It’s the time of year again when recent graduates test the fiercely competitive job market and look to begin establishing themselves professionally. The good news is that college hiring is expected to increase 9.6% for grads in 2015. Still, it’s a competitive market out there, and you’re going to want to stand out. In my experience, there are key traits that differentiate good careers from great careers. The leading industry executives you see today have not earned their positions by accident. What some may view as overnight success is often the fruit of driven people making intentional decisions about which companies they work for, who they work with and where they see themselves going.
My greatest piece of advice to new graduates looking to start their careers is to always have a plan. Be proactive. Take chances and make stuff happen. Here are a couple of recommendations that will help a new graduate to not only find a good job, but begin a great career.
Get the education you need
It’s no secret that there’s an ongoing talent war waging in Silicon Valley. Nearly every tech company is on the lookout for tech-savvy engineers armed with the right skills to grow with them. Needless to say, graduating with a degree in the Computer Science/Engineering fields will help your resume find the top of the stack.
The competition is fierce, and it’s always in your best interest to brush up on the current tools of the trade. Consider taking supplementary classes, courses or trainings to strengthen your programming–Java, .net, Ruby on Rails and Mobile platform development are all skills that are (and will continue to be) in high demand.
Remember that you’re playing in a crowded pool
Think you have the next great startup idea? Maybe you do–but maybe you don’t. There are tons of new startups popping up everywhere and a lot of them have some really interesting ideas. However, to truly differentiate yourself from them all, where does your idea take the playing field where those others don’t? The hottest markets (gaming, mobile, cloud storage, e-commerce and social networking) are driving the creation of new services and applications on a daily basis; while they are great niches that will see a lot of growth in the coming years, if your idea can’t blow away the competition, you might want to reconsider.

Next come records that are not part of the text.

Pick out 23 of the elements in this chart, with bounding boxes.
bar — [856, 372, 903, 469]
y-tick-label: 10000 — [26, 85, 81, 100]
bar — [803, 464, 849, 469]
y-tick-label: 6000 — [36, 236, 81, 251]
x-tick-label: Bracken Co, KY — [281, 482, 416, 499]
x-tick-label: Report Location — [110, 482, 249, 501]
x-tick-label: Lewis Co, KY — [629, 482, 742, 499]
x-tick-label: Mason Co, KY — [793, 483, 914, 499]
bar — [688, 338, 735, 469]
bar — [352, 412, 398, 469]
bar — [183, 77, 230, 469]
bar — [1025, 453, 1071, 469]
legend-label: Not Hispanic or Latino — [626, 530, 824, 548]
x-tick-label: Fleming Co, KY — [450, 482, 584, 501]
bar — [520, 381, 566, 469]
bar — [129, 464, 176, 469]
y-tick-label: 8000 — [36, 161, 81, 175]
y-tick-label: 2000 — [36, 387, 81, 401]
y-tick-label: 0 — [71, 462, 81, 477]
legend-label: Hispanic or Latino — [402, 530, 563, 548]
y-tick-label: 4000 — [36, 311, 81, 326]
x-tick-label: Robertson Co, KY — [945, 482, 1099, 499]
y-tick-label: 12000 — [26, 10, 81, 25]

Don’t just look for a boss, look for a mentor
A mentor is someone who has been where you want to go. Look for someone who has had great successes and is now currently doing what you would like to be doing some day and get some pointers. A mentor can also help maneuver against obstacles early in your career. Sergey Brin, co-founder of Google, says one of his mentors, the late Professor Rajeev Motwan, I was able to help guide he and co-founder Larry Page through early technical and organizational challenges. Spending a couple of years under a good mentor who can teach you the small nuances not found in training manuals will help you acquire the experience that no title can bring.
Find a great company
And not just the companies you see on the news, or the next hot ticket going public. While researching open positions in companies, ask yourself does this company have good investors? Have they done great things before? What are their past successes? What is the opportunity for future success? Do they address a large market? Do they bring creativity to the table? Look for “yeses” in multiple categories.
People are key
When Kevin Hartz, co-founder of Eventbrite, was asked how he became such a successful investor and entrepreneur, he credited a majority of his success to “trying to find really talented, smart people and [staying] close to them.” Remember that you will spend more waking hours alongside the people you work with than you will with your family (especially in a startup environment). Find great teams where you can do something you love with people you enjoy being around.
Passion is everything
If you ever have to make the decision between passion or money, choose passion every time. It wasn’t money that inspired Andrew Mason to come up with Groupon. Rather, it was a $175 cell phone cancellation fee. Mason, co-founder of Groupon, felt that the Internet could be leveraged as a great resource to help people come together and solve problems collectively. The rest is Silicon Valley history–Groupon eventually came to be because of Mason’s passion behind rallying people toward a common goal.
Passion gets you the things money can’t buy. It will keep you invigorated when working long hours or through the weekend. Passion keeps new ideas flowing and motivates you and the team around you to keep pushing the envelope and reach the next level. Simply, passion fuels greatness.